What did I learn this week?

This week I learned function notation.

For example: Mapping notation

f is the name, x is the input, and 2x + 3 is the output. If “f : 5 –> 13“, on a graph it would look like this: (5,13), 5 is the input and 13 is the output. That way, it is easy to graph. It would be the same if it looked like this: g : r –> πr². g would still be the name of the function. r would still be the input, and πr² would be the output.

When doing function notation, It will look like this f(x) = 2x + 3. When it says f(x) it does not mean “f multiplied by x” it means “f of x”.

I also learned how to solve Function Notation. For example, this is the equation:

Function g is defined by g(x) = 6 – x².

Evaluate a:  g(4)

To solve this equation we have to put 4 where x is. “g(x)” does not mean g multiplied by x, it means g of x. So, we replace all x’s with 4. It will look like this, “g(4) = 6 – 4²” . Then we multiply the exponent first. So, 4² = 16. Then we calculate the remaining steps. 6-16 = -10. The final answer is g(4) = -10

What did I learn this week?

This week I learned how to find the x and y-intercepts.

For example, we have to find the y-intercept of this equation: 2y + 3x – 12 = 0….. First we replace x with 0 and multiply 3 by 0. Then we are just left with 2y – 12 = 0. We move the -12 to the other side and it will turn into +12. The equation will now look like this: 2y = 0 + 12. After that, we have to simply, so it will look like this: 2y/2 = 12/2. Once it is divided the final answer will be y=6.

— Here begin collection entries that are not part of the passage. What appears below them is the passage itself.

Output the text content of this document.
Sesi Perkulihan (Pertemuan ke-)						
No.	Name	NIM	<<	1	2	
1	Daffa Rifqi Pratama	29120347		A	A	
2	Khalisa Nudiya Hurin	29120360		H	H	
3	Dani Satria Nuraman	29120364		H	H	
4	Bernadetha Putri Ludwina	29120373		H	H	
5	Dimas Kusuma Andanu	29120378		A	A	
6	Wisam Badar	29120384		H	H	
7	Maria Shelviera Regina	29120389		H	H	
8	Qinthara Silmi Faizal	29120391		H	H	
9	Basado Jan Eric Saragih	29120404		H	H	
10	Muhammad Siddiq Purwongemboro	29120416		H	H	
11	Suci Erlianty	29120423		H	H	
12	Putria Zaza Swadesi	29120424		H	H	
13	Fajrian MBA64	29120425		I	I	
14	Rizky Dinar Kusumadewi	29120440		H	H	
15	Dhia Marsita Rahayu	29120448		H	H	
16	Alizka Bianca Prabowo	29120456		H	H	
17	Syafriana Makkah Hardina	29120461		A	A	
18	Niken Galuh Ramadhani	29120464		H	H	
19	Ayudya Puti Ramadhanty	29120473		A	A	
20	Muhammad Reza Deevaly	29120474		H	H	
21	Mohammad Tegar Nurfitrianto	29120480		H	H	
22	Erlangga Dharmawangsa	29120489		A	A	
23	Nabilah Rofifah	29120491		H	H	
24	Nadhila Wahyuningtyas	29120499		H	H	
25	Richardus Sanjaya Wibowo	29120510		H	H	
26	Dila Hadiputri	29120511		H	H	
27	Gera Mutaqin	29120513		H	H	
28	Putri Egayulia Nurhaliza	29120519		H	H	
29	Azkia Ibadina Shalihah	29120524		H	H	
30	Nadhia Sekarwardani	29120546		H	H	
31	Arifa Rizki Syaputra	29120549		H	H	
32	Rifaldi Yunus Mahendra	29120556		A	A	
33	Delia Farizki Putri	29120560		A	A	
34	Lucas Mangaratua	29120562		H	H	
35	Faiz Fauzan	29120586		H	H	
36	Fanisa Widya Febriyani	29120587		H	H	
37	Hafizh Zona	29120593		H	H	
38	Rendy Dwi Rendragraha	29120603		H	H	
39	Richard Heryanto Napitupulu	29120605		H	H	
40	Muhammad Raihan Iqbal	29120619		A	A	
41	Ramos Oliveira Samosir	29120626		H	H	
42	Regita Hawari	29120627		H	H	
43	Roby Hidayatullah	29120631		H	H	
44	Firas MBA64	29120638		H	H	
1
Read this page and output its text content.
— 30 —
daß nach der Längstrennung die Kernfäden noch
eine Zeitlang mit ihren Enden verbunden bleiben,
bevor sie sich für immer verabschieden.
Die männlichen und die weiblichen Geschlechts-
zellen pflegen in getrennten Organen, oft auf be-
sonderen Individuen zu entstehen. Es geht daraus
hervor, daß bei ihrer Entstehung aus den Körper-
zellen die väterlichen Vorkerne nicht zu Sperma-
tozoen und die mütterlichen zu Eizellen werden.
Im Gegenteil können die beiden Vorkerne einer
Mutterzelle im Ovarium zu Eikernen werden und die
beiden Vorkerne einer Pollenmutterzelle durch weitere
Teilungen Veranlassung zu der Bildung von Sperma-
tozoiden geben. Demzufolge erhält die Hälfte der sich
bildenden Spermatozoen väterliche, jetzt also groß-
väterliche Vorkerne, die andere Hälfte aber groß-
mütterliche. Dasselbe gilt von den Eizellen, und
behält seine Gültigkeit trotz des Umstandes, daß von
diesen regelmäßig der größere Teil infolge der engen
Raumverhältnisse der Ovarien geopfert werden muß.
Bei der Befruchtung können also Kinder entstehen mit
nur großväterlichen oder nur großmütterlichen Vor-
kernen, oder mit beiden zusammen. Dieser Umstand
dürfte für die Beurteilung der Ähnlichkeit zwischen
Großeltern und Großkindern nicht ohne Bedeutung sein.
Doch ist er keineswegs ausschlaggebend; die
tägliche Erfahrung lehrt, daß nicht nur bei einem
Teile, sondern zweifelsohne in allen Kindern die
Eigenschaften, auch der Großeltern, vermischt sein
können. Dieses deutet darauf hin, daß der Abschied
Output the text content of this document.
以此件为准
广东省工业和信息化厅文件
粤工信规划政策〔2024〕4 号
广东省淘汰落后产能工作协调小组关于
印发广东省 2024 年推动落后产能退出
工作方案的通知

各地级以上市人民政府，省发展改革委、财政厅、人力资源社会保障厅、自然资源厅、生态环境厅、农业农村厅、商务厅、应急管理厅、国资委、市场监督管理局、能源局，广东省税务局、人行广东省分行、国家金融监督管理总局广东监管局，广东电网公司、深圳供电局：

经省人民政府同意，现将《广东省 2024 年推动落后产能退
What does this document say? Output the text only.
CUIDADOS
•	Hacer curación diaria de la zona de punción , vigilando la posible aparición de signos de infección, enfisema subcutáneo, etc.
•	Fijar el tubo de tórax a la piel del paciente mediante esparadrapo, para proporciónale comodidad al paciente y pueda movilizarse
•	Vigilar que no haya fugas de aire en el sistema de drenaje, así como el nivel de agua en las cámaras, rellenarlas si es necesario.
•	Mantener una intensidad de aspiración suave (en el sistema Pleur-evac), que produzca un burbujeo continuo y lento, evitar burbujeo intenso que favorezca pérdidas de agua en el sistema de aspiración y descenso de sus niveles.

The next equation will be to find the x-intercept.

For example, this is the equation: y = 2x – 8… First we make it y(0) and then the equation will simply look like this.. 2x = 8. Then we simply both of the numbers by 2 because we use the number beside the x. Then it will be 2x/2 = 8/2. The final answer is x=4.

What did I learn this week?

This week we reviewed Linear Relations. I learned about the Independent and Dependent Variable.

For example, the Independent variable is the Input, the “x” and the Domain. The Domain is the set of all possible inputs for the function.

Then the Dependent variable. For example, it is the output, the “y” and the range. The range is the set of its possible output values.

This is the equation:  (x = 1,2,3) and (y = 6.20, 12.40, 18.60)…. The input in the equation is x,1,2,3 and the output is y, 6.20, 12.40, 18.60.

What did I learn this week?

This week I was reviewing all the units. I learned something new when completely factoring polynomials.

For example, this is the equation: 9x² + 25… For this equation, it is impossible to factor. So, you just write “cannot factor”. You can’t factor this equation because it’s basically like writing 9x² + 0x + 25 and you would not be able to get to the middle number. To get to +25 it would be +5 multiplied by +5 and if we add those two numbers, it would equal 10 and not 0. Which means we would need one negative number to equal 0.

Another thing I learned was to solve polynomials in fractions.

For example this is the equation: (3x² y) (4x^³ y) ^–²…. For this equation, there is a negative exponent so we will have to turn the equation into a fraction. Then, we make two copies because of the exponent. It will look like this: 3x² y / 4x^³ y • 4x^³ y. Then we multiply the like terms. The final equation will look like this: 3x² y / 16x^⁶ y²..